Our friends at the Violence Policy Center (VPC) have just released a new report which details a 77% decline in federal gun dealers since 1994, which they believe reduces the number of dealers who might be “a known source of weapons for criminal gun traffickers.”  Exactly how large a role FFL-dealers actually play in pushing guns into the ‘wrong hands’ has never been adequately analyzed or explained, but looking for any piece of silver lining when it comes to regulating guns in the Age of Trump isn’t a bad thing.

vpc             The only problem with this particular piece of silver lining, however, is that the data actually gives a somewhat different perspective on the whole issue of FFL-dealers than what the VPC would like us to believe. Because while it is true that the number of FFL licenses has declined by more than two-thirds over the past twenty years, the number has actually increased by more than ten percent in the last nine years.

And why has there been an increase in FFL dealers after the drop in license-holders after 1994?  Remember this guy named Obama and a doubling in gun sales beginning in 2008? Remember an even greater sales increase after the 2012 tragedy at Sandy Hook and an abortive attempt to widen NICS-FBI background checks to cover secondary sales?  Between 2007 and 2016 the number of gun dealers increased in 38 of the 50 states.  North Carolina dropped from 6,486 dealers in 1994 to 1,327 in 2007, but FFLs in the Tar Heel State are back up to 1,921, an increase of 45%!  In South Carolina the numbers went from 2,332 in 1994 down to 529 in 2007 and now back up to 886, not a bad jump in just nine years.

The real reason that FFLs dropped so steeply after 1994 (mentioned in the VPC report) was the cost of the license went up from $30 to $200, which meant that many of the pre-94 dealers were not really in business so a 700% increase for the license fee was just too steep. But it’s not as if the Treasury Department lost any money when all those guys buying guns for themselves at wholesale prices gave up the ghost. The license fees under the pre-94 regime would have generated around 7 million bucks.  When the fee went to $200 the revenue from the 56,000 current dealers amounted to 11 million and change.

The fact that there are roughly one-quarter the number of FFL-holders today as compared to 1994 says absolutely nothing about the relationship between the number of dealers who actually sell guns to consumers as opposed to selling guns to themselves or to a few friends.  Even with the ATF’s backslapping about their vaunted programs to keep dealers in line, probably no more than 5,000 dealers are actually bringing new inventory to the civilian market and thus might be contributing to the spread of crime guns.
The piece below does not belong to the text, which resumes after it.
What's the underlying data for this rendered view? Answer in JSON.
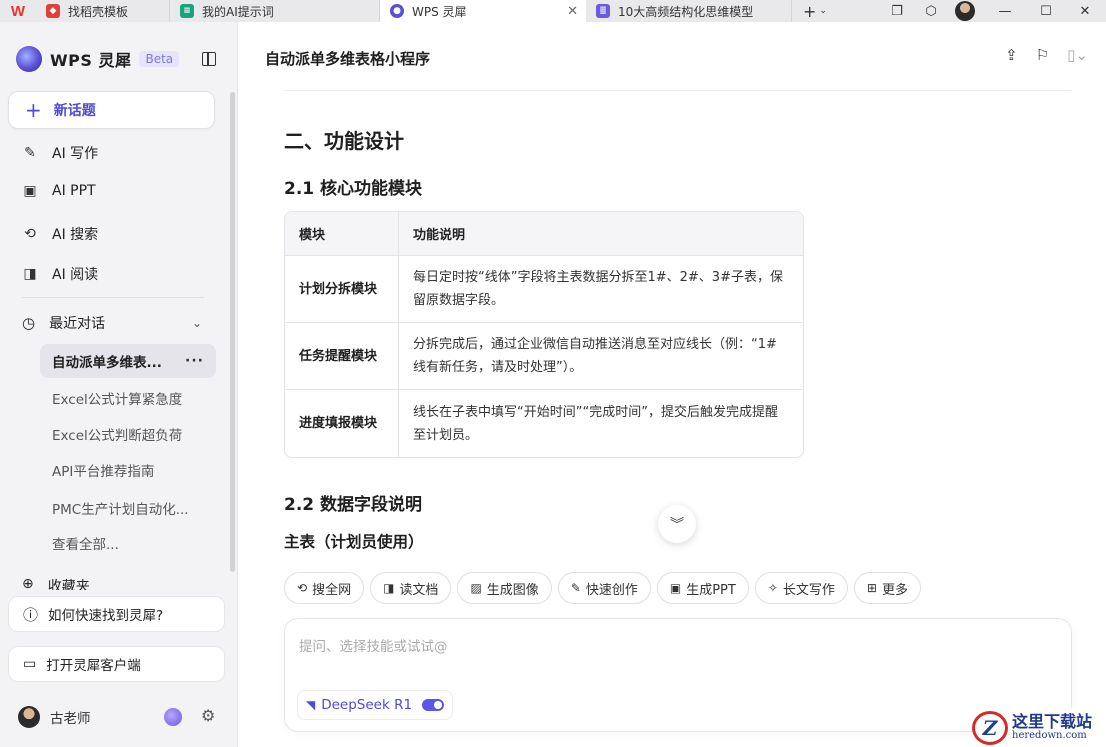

Where do I get that number?  It’s simple – just go to the website of Smith & Wesson or Glock or one of the other gun manufacturers and do a search for their stocking dealers in any particular state.  Gun makers go out of their way to promote product sales by listing every dealer who stocks and sells their wares.  Glock lists 272 dealers in North Carolina and the ATF says there are 1,921 FFL-holders in the state.  Smith & Wesson has about 50 dealers in its home state of Massachusetts and there are 386 active FFLs in the Bay State.

If you want to write about regulating any industry you need to know how to figure out how to understand the industry itself.  And you’re not going to get a complete view by using information created outside the industry by regulators like the ATF. Remember, in the Age of Trump it doesn’t matter whether anything is based on facts or not. All the more reason why folks who don’t share his love of the gun industry need to know how that industry really works.